4. Sed dicendum est feras ira carere et omnia praeter hominem; nam cum sit inimica rationi, nusquam tamen nascitur nisi ubi rationi locus est. Impetus habent ferae, rabiem feritatem incursum, iram quidem non magis quam luxuriam, et in quasdam uoluptates intemperantiores homine sunt.
5. Non est quod credas illi qui dicit: "non aper irasci meminit, non fidere cursu cerua nec armentis incurrere fortibus ursi". Irasci dicit incitari, inpingi; irasci quidem non magis sciunt quam ignoscere.
6. Muta animalia humanis adfectibus carent, habent autem similes illis quosdam inpulsus; alioqui, si amor in illis esset et odium, esset amicitia et simultas, dissensio et concordia; quorum aliqua in illis quoque extant uestigia, ceterum humanorum pectorum propria bona malaque sunt.
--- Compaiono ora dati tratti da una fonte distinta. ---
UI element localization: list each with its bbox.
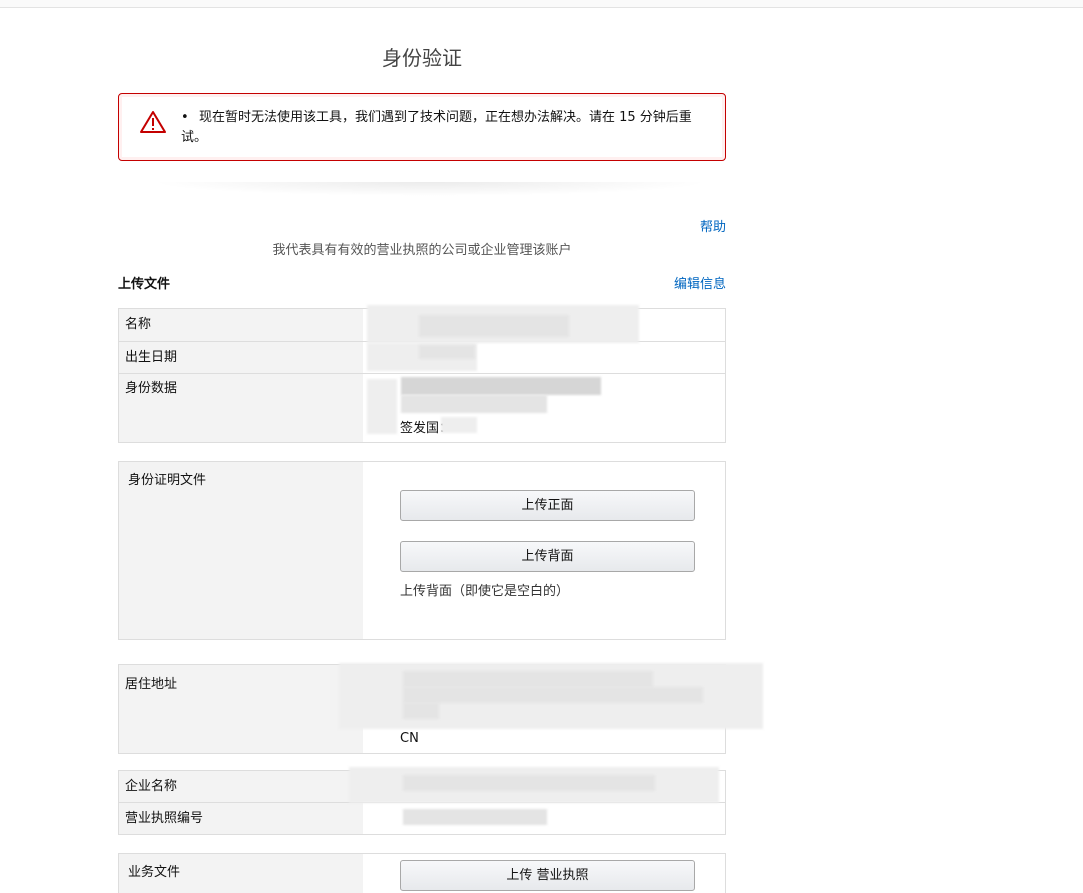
redacted-issuing-country xyxy=(441,417,477,433)
edit-info-link[interactable]: 编辑信息 xyxy=(674,273,726,292)
upload-section-title: 上传文件 xyxy=(118,277,171,292)
personal-info-box: 名称 出生日期 身份数据 签发国： xyxy=(118,305,726,443)
alert-message-text: 现在暂时无法使用该工具，我们遇到了技术问题，正在想办法解决。请在 15 分钟后重… xyxy=(181,110,692,145)
name-label: 名称 xyxy=(119,309,363,341)
business-docs-label: 业务文件 xyxy=(119,854,363,893)
id-data-label: 身份数据 xyxy=(119,374,363,442)
address-label: 居住地址 xyxy=(119,665,363,753)
browser-top-bar xyxy=(0,0,1083,8)
redacted-address-line1 xyxy=(403,671,653,687)
license-number-label: 营业执照编号 xyxy=(119,803,363,834)
upload-front-button[interactable]: 上传正面 xyxy=(400,490,695,521)
redacted-company-name-block xyxy=(403,775,655,791)
error-alert: • 现在暂时无法使用该工具，我们遇到了技术问题，正在想办法解决。请在 15 分钟后… xyxy=(118,93,726,161)
section-divider xyxy=(150,182,710,196)
business-info-box: 企业名称 营业执照编号 xyxy=(118,767,726,835)
id-document-box: 身份证明文件 上传正面 上传背面 上传背面（即使它是空白的） xyxy=(118,461,726,640)
alert-message: • 现在暂时无法使用该工具，我们遇到了技术问题，正在想办法解决。请在 15 分钟后… xyxy=(181,108,701,148)
id-document-label: 身份证明文件 xyxy=(119,462,363,639)
redacted-dob-block xyxy=(419,345,475,359)
redacted-name-block xyxy=(419,315,569,337)
page-title: 身份验证 xyxy=(382,46,462,70)
help-link[interactable]: 帮助 xyxy=(700,216,726,235)
upload-license-button[interactable]: 上传 营业执照 xyxy=(400,860,695,891)
redacted-id-number xyxy=(401,377,601,395)
alert-bullet: • xyxy=(181,110,189,125)
upload-back-button[interactable]: 上传背面 xyxy=(400,541,695,572)
address-country: CN xyxy=(400,731,419,746)
upload-back-note: 上传背面（即使它是空白的） xyxy=(400,584,570,599)
address-box: 居住地址 CN xyxy=(118,663,763,754)
redacted-id-side xyxy=(367,379,397,434)
redacted-address-line2 xyxy=(403,687,703,703)
redacted-id-extra xyxy=(401,395,547,413)
company-name-label: 企业名称 xyxy=(119,771,363,802)
account-description: 我代表具有有效的营业执照的公司或企业管理该账户 xyxy=(272,243,572,258)
business-docs-box: 业务文件 上传 营业执照 xyxy=(118,853,726,893)
warning-icon xyxy=(140,111,166,133)
dob-label: 出生日期 xyxy=(119,342,363,373)
redacted-license-number xyxy=(403,809,547,825)
redacted-address-line3 xyxy=(403,703,439,719)
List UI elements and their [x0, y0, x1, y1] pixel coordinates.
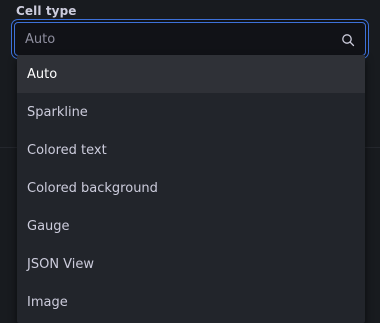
options-panel: Cell type Auto Sparkline Colored text Co… [0, 0, 380, 323]
cell-type-label: Cell type [16, 4, 77, 18]
cell-type-search-input[interactable] [25, 23, 325, 55]
search-icon [342, 34, 355, 47]
option-auto[interactable]: Auto [17, 55, 365, 93]
cell-type-dropdown-menu: Auto Sparkline Colored text Colored back… [17, 55, 365, 323]
cell-type-select[interactable] [14, 22, 366, 56]
option-colored-background[interactable]: Colored background [17, 169, 365, 207]
option-sparkline[interactable]: Sparkline [17, 93, 365, 131]
option-image[interactable]: Image [17, 283, 365, 321]
option-colored-text[interactable]: Colored text [17, 131, 365, 169]
option-json-view[interactable]: JSON View [17, 245, 365, 283]
option-gauge[interactable]: Gauge [17, 207, 365, 245]
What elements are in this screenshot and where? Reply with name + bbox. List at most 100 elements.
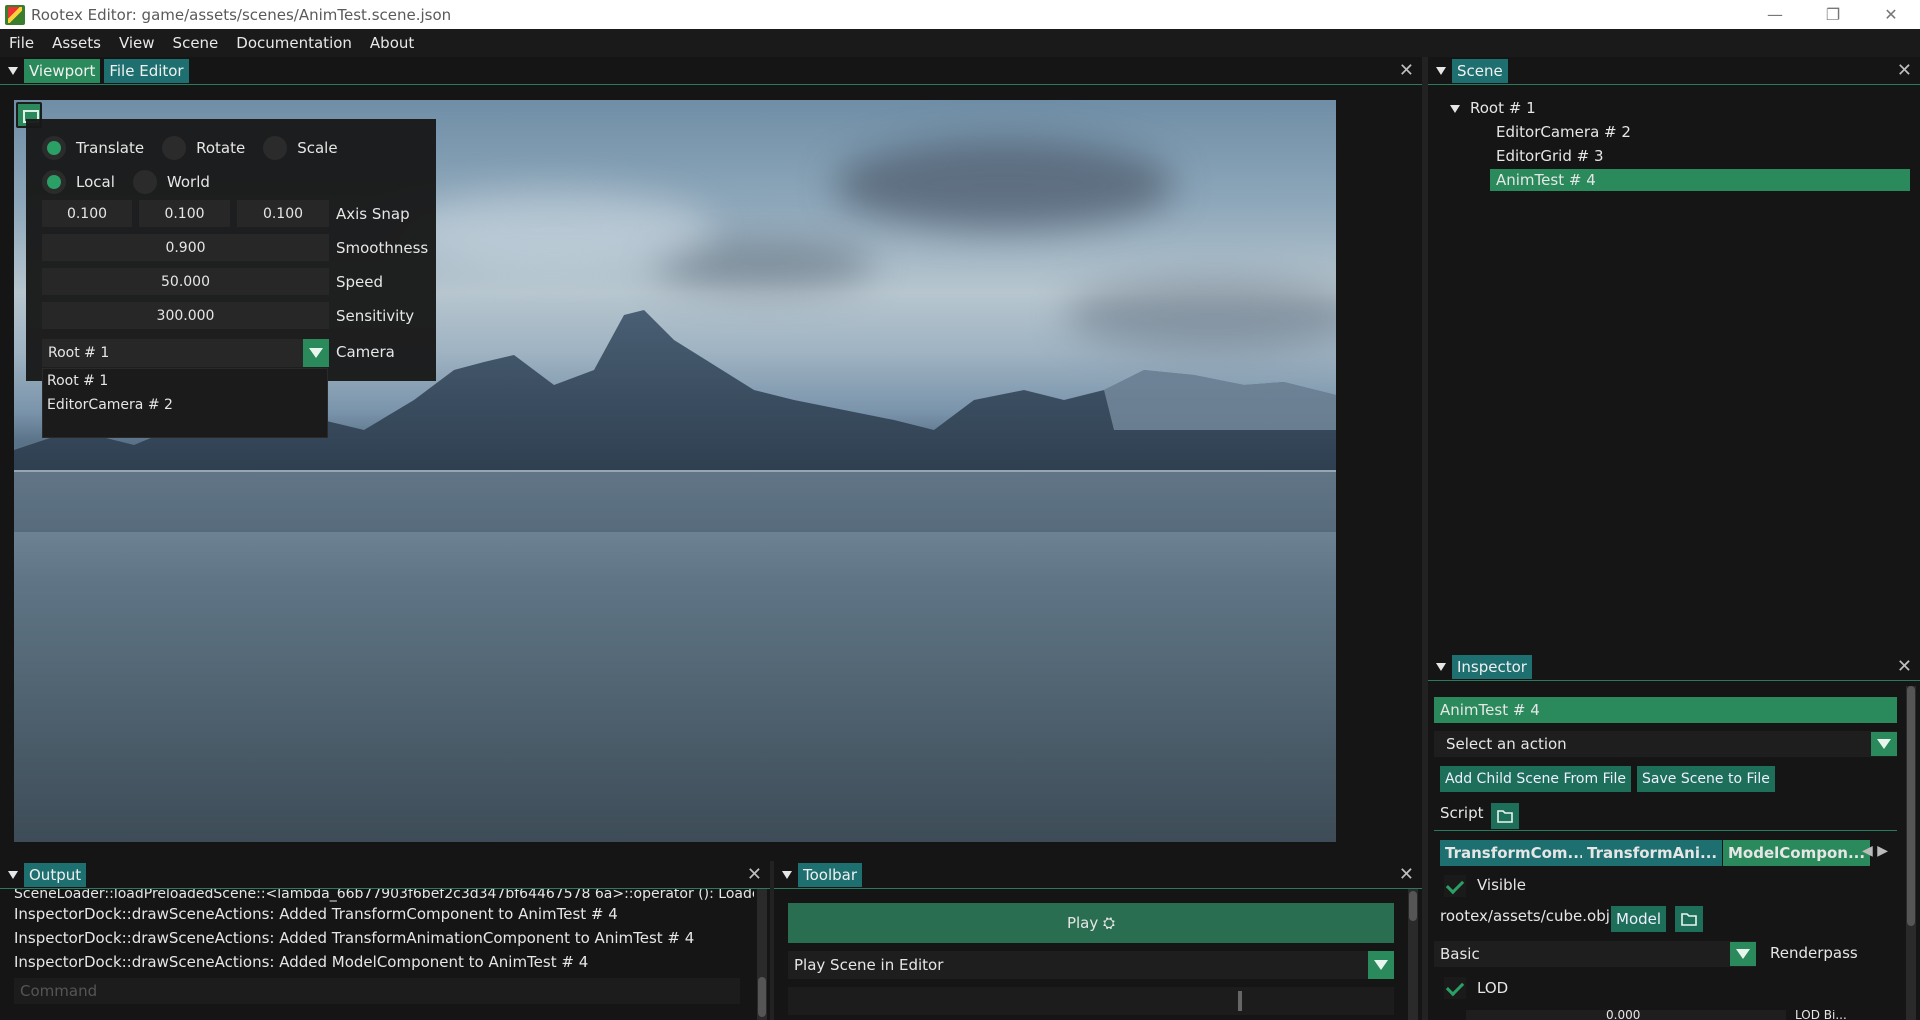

7. Nulli nisi homini concessa prudentia est, prouidentia diligentia cogitatio, nec tantum uirtutibus humanis animalia sed etiam uitiis prohibita sunt. Tota illorum ut extra ita intra forma humanae dissimilis est; regium est illud et principale aliter ductum.Vt uox est quidem, sed non explanabilis et perturbata et uerborum inefficax, ut lingua, sed deuincta nec in motus uarios soluta, ita ipsum principale parum subtile, parum exactum. Capit ergo uisus speciesque rerum quibus ad impetus euocetur, sed turbidas et confusas.
8. Ex eo procursus illorum tumultusque uehementes sunt, metus autem sollicitudinesque et tristitia et ira non sunt, sed his quaedam similia; ideo cito cadunt et mutantur in contrarium et, cum acerrime saeuierunt expaueruntque, pascuntur, et ex fremitu discursuque uesano statim quies soporque sequitur.